360 Grad Feedback

Wie wird eine Person innerhalb eines Systems wahrgenommen? Durch unmittelbares, konkret auf Verhalten bezogenes Feedback entsteht Lernerfolg.

Zur Erhebung von Stärken und Defiziten von Führungskräften setzt B&C mit dem 360 Grad-Feedback auf Erkenntnisorientierung des betreffenden Teilnehmers.

Durch Rückmeldungen aus unterschiedlichen Blickwinkeln wird dem Führungsverantwortlichen eine multidimensionale Perspektive betreffend seiner eigenen Leistung und seines persönlichen Verhaltens ermöglicht. Zur Beurteilung herangezogen werden dazu Vorgesetzte, Kollegen und Mitarbeiter sowie Geschäftspartner bzw. Kunden. Bewertet werden Eigenschaften, Verhalten und Führungsstil, also Fähigkeiten und Interessen, Fertigkeiten und Gewohnheiten sowie erbrachte Leistungen.

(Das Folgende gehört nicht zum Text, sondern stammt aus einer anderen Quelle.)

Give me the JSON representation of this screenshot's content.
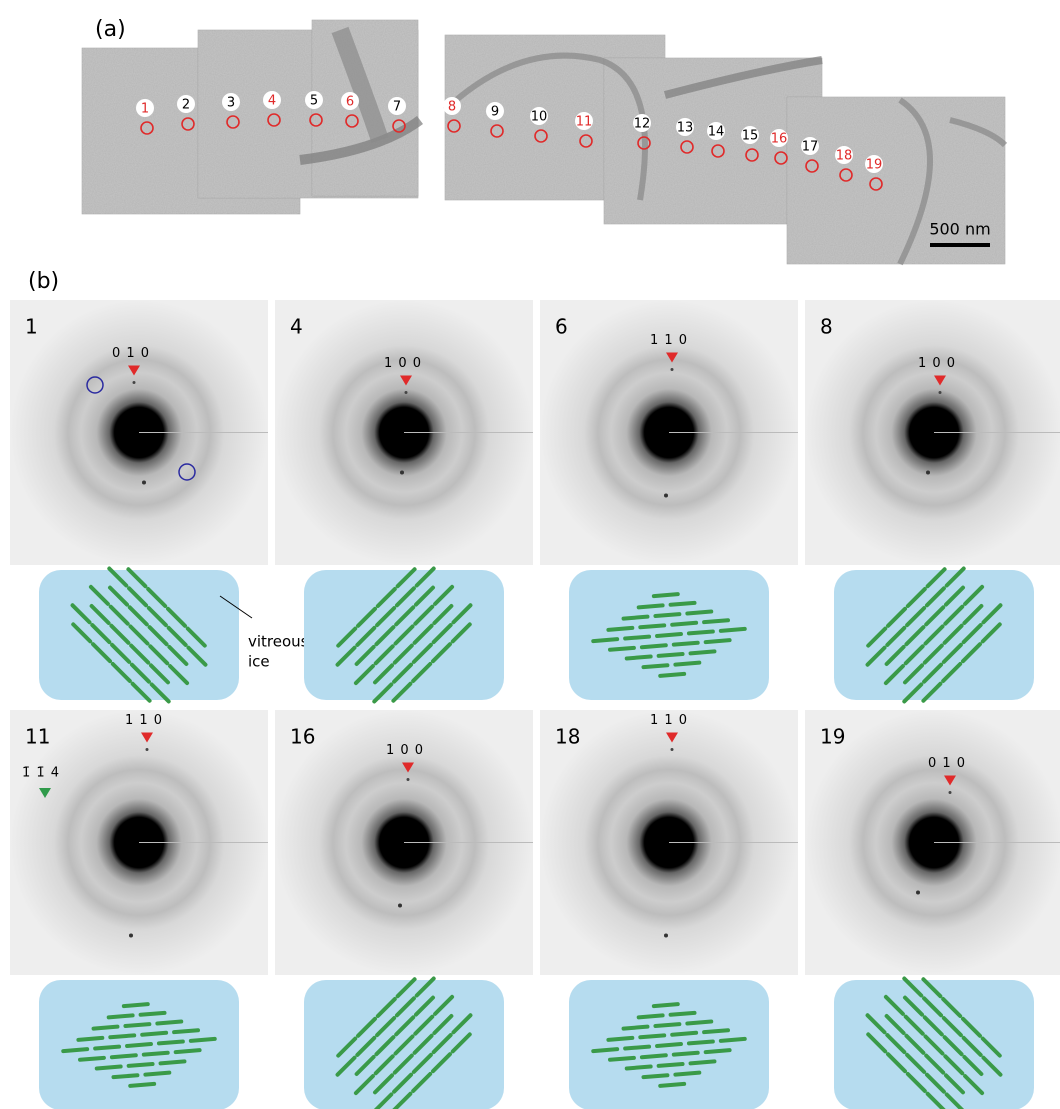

Grundgedanke des 360 Grad-Feedbacks ist es, die Meinung von Personen einzuholen, die die einzuschätzende Person über längere Zeit im Alltag erlebt und kennengelernt haben. Dies ermöglicht es, eine langfristige Perspektive zu gewinnen und stellt eine gute Ergänzung zur punktuellen Wahrnehmung eines Interviews dar.

Im Abgleich der Selbst- und Fremdeinschätzung kann schließlich auf Veränderungspotenziale geschlossen werden. Zur Gegenüberstellung nach Feststellung dieses Ist-Wertes kann auch zu einem Soll-Zustand, also den Erwartungen der Feedbackgeber, befragt werden.